Workshop on Electronic Texts: Proceedings, 9-10 June 1992 - Library of Congress

+++++++++++++++++++++++++++++++++++++++++++++++++++++++++++++++++++++++++ ZIDAR * (A separate arena for scanning) * Steps in creating a database * Image capture, with and without performing OCR * Keying in tracking data * Scanning, with electronic and manual tracking * Adjustments during scanning process * Scanning resolutions * Compression * De-skewing and filtering * Image capture from microform: the papers and letters of George Washington Carver * Equipment used for a scanning system * +++++++++++++++++++++++++++++++++++++++++++++++++++++++++++++++++++++++++

Judith ZIDAR, coordinator, National Agricultural Text Digitizing Program (NATDP), National Agricultural Library (NAL), illustrated the technical details of NATDP, including her primary responsibility, scanning and creating databases on a topic and putting them on CD-ROM.

(ZIDAR remarked a separate arena from the CD-ROM projects, although the processing of the material is nearly identical, in which NATDP is also scanning material and loading it on a Next microcomputer, which in turn is linked to NAL's integrated library system. Thus, searches in NAL's bibliographic database will enable people to pull up actual page images and text for any documents that have been entered.)

In accordance with the session's topic, ZIDAR focused her illustrated talk on image capture, offering a primer on the three main steps in the process: 1) assemble the printed publications; 2) design the database (database design occurs in the process of preparing the material for scanning; this step entails reviewing and organizing the material, defining the contents—what will constitute a record, what kinds of fields will be captured in terms of author, title, etc.); 3) perform a certain amount of markup on the paper publications. NAL performs this task record by record, preparing work sheets or some other sort of tracking material and designing descriptors and other enhancements to be added to the data that will not be captured from the printed publication. Part of this process also involves determining NATDP's file and directory structure: NATDP attempts to avoid putting more than approximately 100 images in a directory, because placing more than that on a CD-ROM would reduce the access speed.

This up-front process takes approximately two weeks for a 6,000-7,000-page database. The next step is to capture the page images. How long this process takes is determined by the decision whether or not to perform OCR. Not performing OCR speeds the process, whereas text capture requires greater care because of the quality of the image: it has to be straighter and allowance must be made for text on a page, not just for the capture of photographs.

NATDP keys in tracking data, that is, a standard bibliographic record including the title of the book and the title of the chapter, which will later either become the access information or will be attached to the front of a full-text record so that it is searchable.

Images are scanned from a bound or unbound publication, chiefly from bound publications in the case of NATDP, however, because often they are the only copies and the publications are returned to the shelves. NATDP usually scans one record at a time, because its database tracking system tracks the document in that way and does not require further logical separating of the images. After performing optical character recognition, NATDP moves the images off the hard disk and maintains a volume sheet. Though the system tracks electronically, all the processing steps are also tracked manually with a log sheet.

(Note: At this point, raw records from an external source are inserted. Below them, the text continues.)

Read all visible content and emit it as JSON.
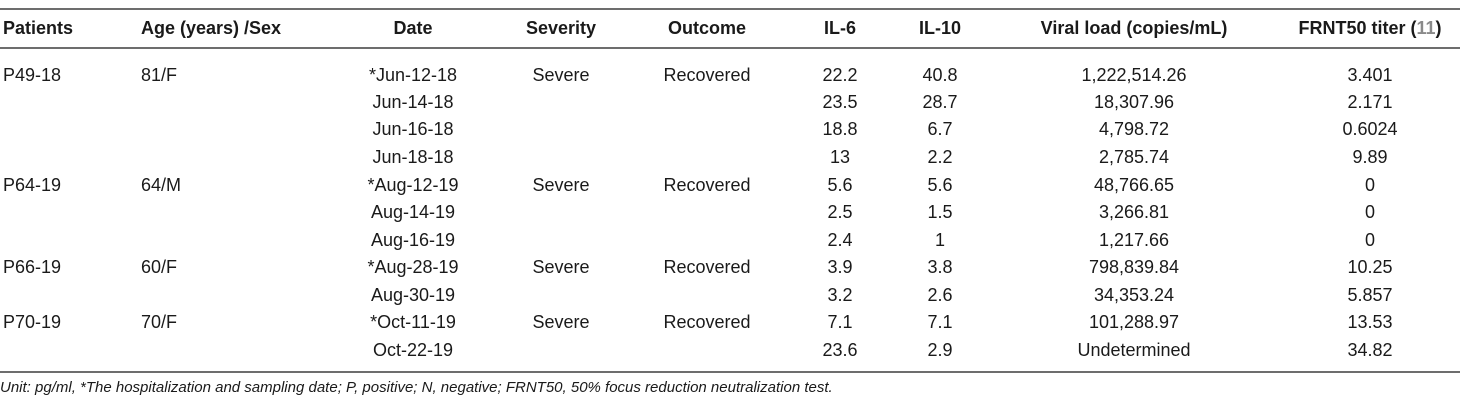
{
  "headers": {
    "patients": "Patients",
    "age_sex": "Age (years) /Sex",
    "date": "Date",
    "severity": "Severity",
    "outcome": "Outcome",
    "il6": "IL-6",
    "il10": "IL-10",
    "viral_load": "Viral load (copies/mL)",
    "frnt50": "FRNT50 titer (",
    "frnt50_ref": "11",
    "frnt50_close": ")"
  },
  "rows": [
    {
      "patient": "P49-18",
      "age_sex": "81/F",
      "date": "*Jun-12-18",
      "severity": "Severe",
      "outcome": "Recovered",
      "il6": "22.2",
      "il10": "40.8",
      "viral_load": "1,222,514.26",
      "frnt50": "3.401"
    },
    {
      "patient": "",
      "age_sex": "",
      "date": "Jun-14-18",
      "severity": "",
      "outcome": "",
      "il6": "23.5",
      "il10": "28.7",
      "viral_load": "18,307.96",
      "frnt50": "2.171"
    },
    {
      "patient": "",
      "age_sex": "",
      "date": "Jun-16-18",
      "severity": "",
      "outcome": "",
      "il6": "18.8",
      "il10": "6.7",
      "viral_load": "4,798.72",
      "frnt50": "0.6024"
    },
    {
      "patient": "",
      "age_sex": "",
      "date": "Jun-18-18",
      "severity": "",
      "outcome": "",
      "il6": "13",
      "il10": "2.2",
      "viral_load": "2,785.74",
      "frnt50": "9.89"
    },
    {
      "patient": "P64-19",
      "age_sex": "64/M",
      "date": "*Aug-12-19",
      "severity": "Severe",
      "outcome": "Recovered",
      "il6": "5.6",
      "il10": "5.6",
      "viral_load": "48,766.65",
      "frnt50": "0"
    },
    {
      "patient": "",
      "age_sex": "",
      "date": "Aug-14-19",
      "severity": "",
      "outcome": "",
      "il6": "2.5",
      "il10": "1.5",
      "viral_load": "3,266.81",
      "frnt50": "0"
    },
    {
      "patient": "",
      "age_sex": "",
      "date": "Aug-16-19",
      "severity": "",
      "outcome": "",
      "il6": "2.4",
      "il10": "1",
      "viral_load": "1,217.66",
      "frnt50": "0"
    },
    {
      "patient": "P66-19",
      "age_sex": "60/F",
      "date": "*Aug-28-19",
      "severity": "Severe",
      "outcome": "Recovered",
      "il6": "3.9",
      "il10": "3.8",
      "viral_load": "798,839.84",
      "frnt50": "10.25"
    },
    {
      "patient": "",
      "age_sex": "",
      "date": "Aug-30-19",
      "severity": "",
      "outcome": "",
      "il6": "3.2",
      "il10": "2.6",
      "viral_load": "34,353.24",
      "frnt50": "5.857"
    },
    {
      "patient": "P70-19",
      "age_sex": "70/F",
      "date": "*Oct-11-19",
      "severity": "Severe",
      "outcome": "Recovered",
      "il6": "7.1",
      "il10": "7.1",
      "viral_load": "101,288.97",
      "frnt50": "13.53"
    },
    {
      "patient": "",
      "age_sex": "",
      "date": "Oct-22-19",
      "severity": "",
      "outcome": "",
      "il6": "23.6",
      "il10": "2.9",
      "viral_load": "Undetermined",
      "frnt50": "34.82"
    }
  ],
  "footnote": "Unit: pg/ml, *The hospitalization and sampling date; P, positive; N, negative; FRNT50, 50% focus reduction neutralization test."
}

ZIDAR next illustrated the kinds of adjustments that one can make when scanning from paper and microfilm, for example, redoing images that need special handling, setting for dithering or gray scale, and adjusting for brightness or for the whole book at one time.

NATDP is scanning at 300 dots per inch, a standard scanning resolution. Though adequate for capturing text that is all of a standard size, 300 dpi is unsuitable for any kind of photographic material or for very small text. Many scanners allow for different image formats, TIFF, of course, being a de facto standard. But if one intends to exchange images with other people, the ability to scan other image formats, even if they are less common, becomes highly desirable.

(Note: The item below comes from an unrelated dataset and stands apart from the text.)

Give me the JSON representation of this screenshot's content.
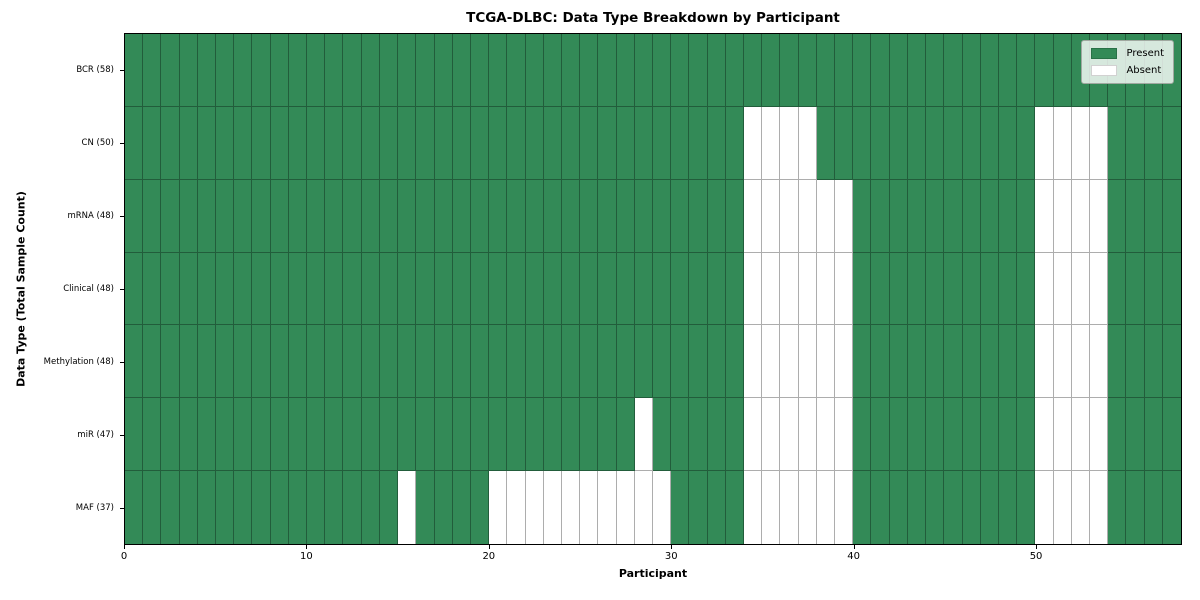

CCITT Group 4 is the standard compression for normal black-and-white images, JPEG for gray scale or color. ZIDAR recommended 1) using the standard compressions, particularly if one attempts to make material available and to allow users to download images and reuse them from CD-ROMs; and 2) maintaining the ability to output an uncompressed image, because in image exchange uncompressed images are more likely to be able to cross platforms.